ANY TIMES IN THE PAST, I have mentioned that our blog is a positive blog. However, from time to time we will publish documentation of realities in the Church, so that we can be “armed with knowledge.” This ought not be viewed as “negativity.” Reality is reality, and we are called to be aware of reality. The true title is not Chronicles of Narnia (it is actually A Chronicle of the Reform), but sometimes the information related is so wacky it feels like reading a fantasy novel:

      * *  Part V • Schuler’s Chronicle of a Reform [pdf]

I don’t always agree with Msgr. Schuler about every subject. One of my biggest disagreements has to do with using “Viennese School” music at Holy Mass. Msgr. Schuler admits that such music (by Mozart, Haydn, Schubert, Beethoven, etc.) has a compositional style indistinguishable from secular music. However, he claims that such music can be used during Mass because it was sacred “in language and intent.” In other words, Msgr. Schuler claims that so long as the composer “intended it for use in Church” and it does not alter the text, it is fine to use at Mass. At some later time, I shall examine in greater detail the articles he wrote defending this theory.

However, when it comes to historical facts in the above article, there can be no disagreement. Everything is documented in the footnotes. Msgr. Schuler was very knowledgable about such things, and served in many high level positions. So often in today’s world we “skim” articles. We do not carefully read each word. However, the above is one of those articles that can be read and re-read year after year with profit. If you care to read the entire series by Schuler, you can do so here [pdf].

[ P.S. The good news is, a few years ago, the terrible document Schuler cites in that article was gotten rid of. It has been replaced by Sing to the Lord, which is a real improvement. ]

A few thoughts about that article . . .

There is much that could be said about the article. I will basically “hold my tongue” so the reader can draw his own conclusions.

ABOVE ALL, I am struck by the HORRIBLE SITUATION the Church found herself in during the 1960s. I used to think that the major problems set in at the beginning of the 1970s. This article clearly documents unbelievably terrible things happening in the 1960s.

Here are a few items:


In fact, in some dioceses, their use was prohibited by local legislation that forbade the use of Latin. For a partial list of dioceses in the United States with regulations against the use of Latin, see Johannes Overath, ed. Sacred Music and Liturgy Reform after Vatican II, Rome 1969, p. 22-23.

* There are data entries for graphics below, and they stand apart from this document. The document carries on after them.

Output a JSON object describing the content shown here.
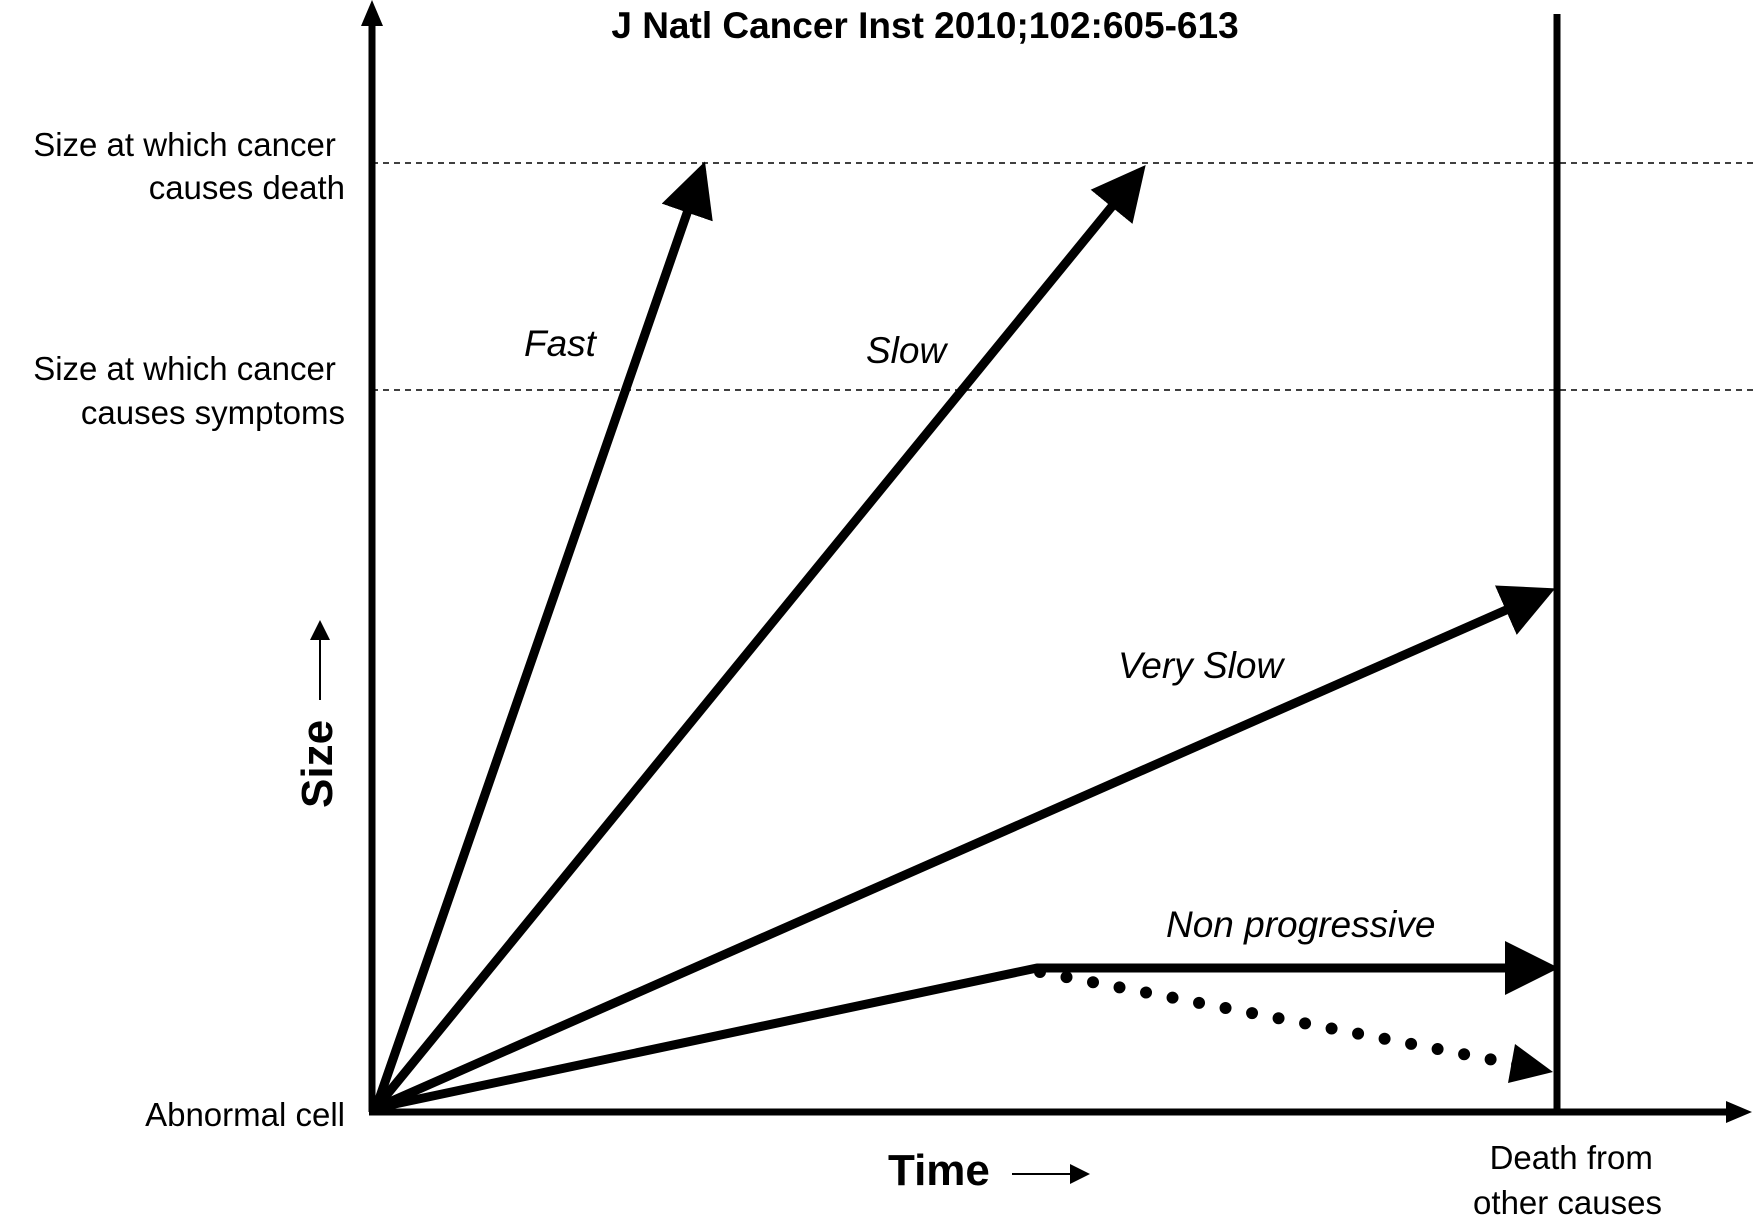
{
  "title": "J Natl Cancer Inst 2010;102:605-613",
  "y_axis": {
    "name": "Size",
    "levels": {
      "death": [
        "Size at which cancer",
        "causes death"
      ],
      "symptoms": [
        "Size at which cancer",
        "causes symptoms"
      ],
      "origin": "Abnormal cell"
    }
  },
  "x_axis": {
    "name": "Time",
    "marker": [
      "Death from",
      "other causes"
    ]
  },
  "growth_rates": {
    "fast": "Fast",
    "slow": "Slow",
    "very_slow": "Very Slow",
    "non_progressive": "Non progressive"
  },
  "colors": {
    "ink": "#000000",
    "background": "#ffffff"
  }
}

Can anybody provide this 1969 article? I’ve heard that some Bishops did this, but seeing documentation would be great.


See Richard J. Schuler, “By Whose Authority?” The Wanderer, April 4, 1968, p. 3.

Can anyone provide this article from 1968? I didn’t even realize The Wanderer was around in 1968 !!!

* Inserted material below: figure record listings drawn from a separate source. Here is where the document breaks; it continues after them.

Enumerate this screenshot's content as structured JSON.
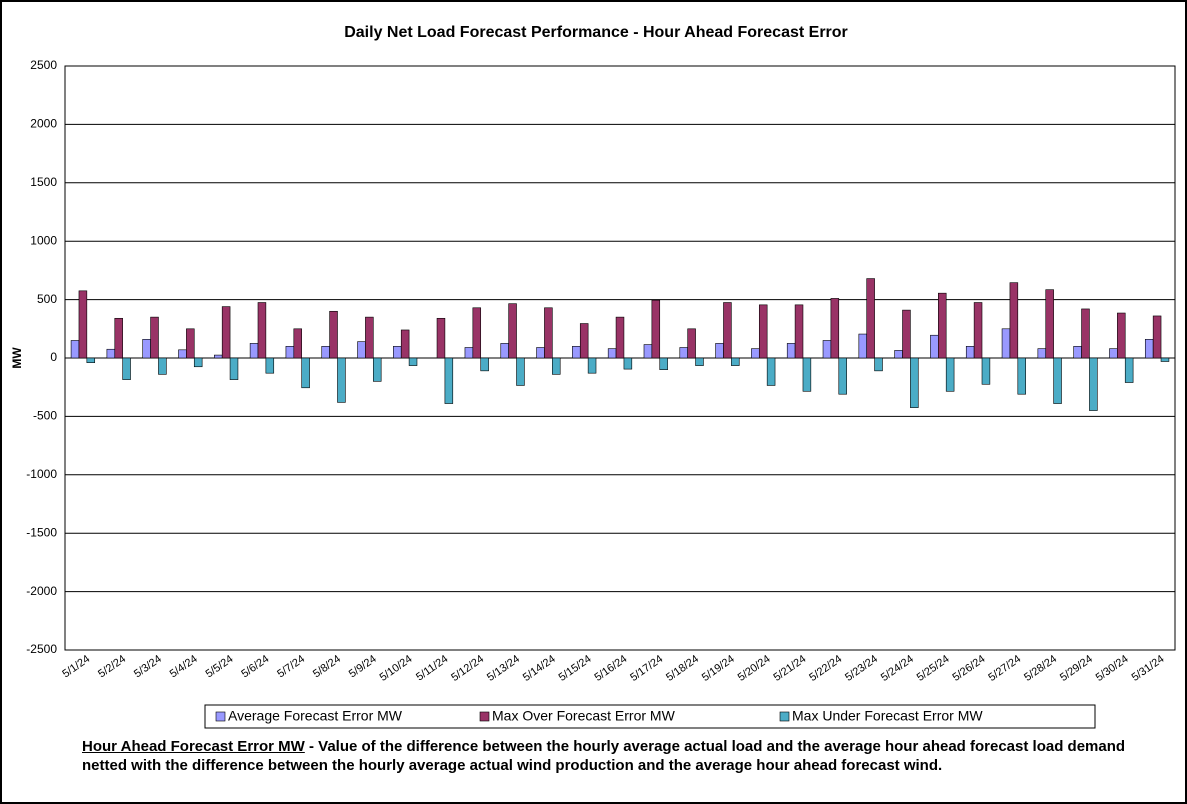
{
  "chart_data": {
    "type": "bar",
    "title": "Daily Net Load Forecast Performance - Hour Ahead Forecast Error",
    "y_label": "MW",
    "categories": [
      "5/1/24",
      "5/2/24",
      "5/3/24",
      "5/4/24",
      "5/5/24",
      "5/6/24",
      "5/7/24",
      "5/8/24",
      "5/9/24",
      "5/10/24",
      "5/11/24",
      "5/12/24",
      "5/13/24",
      "5/14/24",
      "5/15/24",
      "5/16/24",
      "5/17/24",
      "5/18/24",
      "5/19/24",
      "5/20/24",
      "5/21/24",
      "5/22/24",
      "5/23/24",
      "5/24/24",
      "5/25/24",
      "5/26/24",
      "5/27/24",
      "5/28/24",
      "5/29/24",
      "5/30/24",
      "5/31/24"
    ],
    "series": [
      {
        "name": "Average Forecast Error MW",
        "color": "#9999ff",
        "values": [
          150,
          75,
          160,
          70,
          25,
          125,
          100,
          100,
          140,
          100,
          0,
          90,
          125,
          90,
          100,
          80,
          115,
          90,
          125,
          80,
          125,
          150,
          205,
          65,
          195,
          100,
          250,
          80,
          100,
          80,
          160
        ]
      },
      {
        "name": "Max Over Forecast Error MW",
        "color": "#993366",
        "values": [
          575,
          340,
          350,
          250,
          440,
          475,
          250,
          400,
          350,
          240,
          340,
          430,
          465,
          430,
          295,
          350,
          495,
          250,
          475,
          455,
          455,
          510,
          680,
          410,
          555,
          475,
          645,
          585,
          420,
          385,
          360
        ]
      },
      {
        "name": "Max Under Forecast Error MW",
        "color": "#4bacc6",
        "values": [
          -40,
          -185,
          -140,
          -75,
          -185,
          -130,
          -255,
          -380,
          -200,
          -65,
          -390,
          -110,
          -235,
          -140,
          -130,
          -95,
          -100,
          -65,
          -65,
          -235,
          -285,
          -310,
          -110,
          -425,
          -285,
          -225,
          -310,
          -390,
          -450,
          -210,
          -30
        ]
      }
    ],
    "ylim": [
      -2500,
      2500
    ],
    "yticks": [
      -2500,
      -2000,
      -1500,
      -1000,
      -500,
      0,
      500,
      1000,
      1500,
      2000,
      2500
    ],
    "grid": true,
    "note": {
      "label": "Hour Ahead Forecast Error MW",
      "text": " - Value of the difference between the hourly average actual load and the average hour ahead forecast load demand netted with the difference between the hourly average actual wind production and the average hour ahead forecast wind."
    }
  }
}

“Music, more than any other resource, makes a celebration of the liturgy an attractive human experience.”
“The faith of those present accomplishes the marvelous change called transubstantiation.”
“The primary sign of the Eucharist are (sic) people gathering together, not the bread and wine or words.”

Say what??


“The hootenanny Mass can give explicit eucharistic and christological specification to youth’s intense involvement in the movements for racial justice, for control of nuclear weapons, for the recognition of personal dignity.”

Say what??


Some of the “top ten” of the liturgical hits in the late sixties were: Michael, Row the Boat; Blowing in the Wind; Gypsy Rover; and Kum-bay-a. Often these had newly composed words whose literary worth was worse than liturgical value of the melodies. Others were totally secular in both words and music, e.g., Hush Little Baby; There is a Ship; Try to Remember; This Land is Your Land, etc.

This is the music of my childhood during Holy Mass . . . but I had no idea such drivel was already around during the 1960s.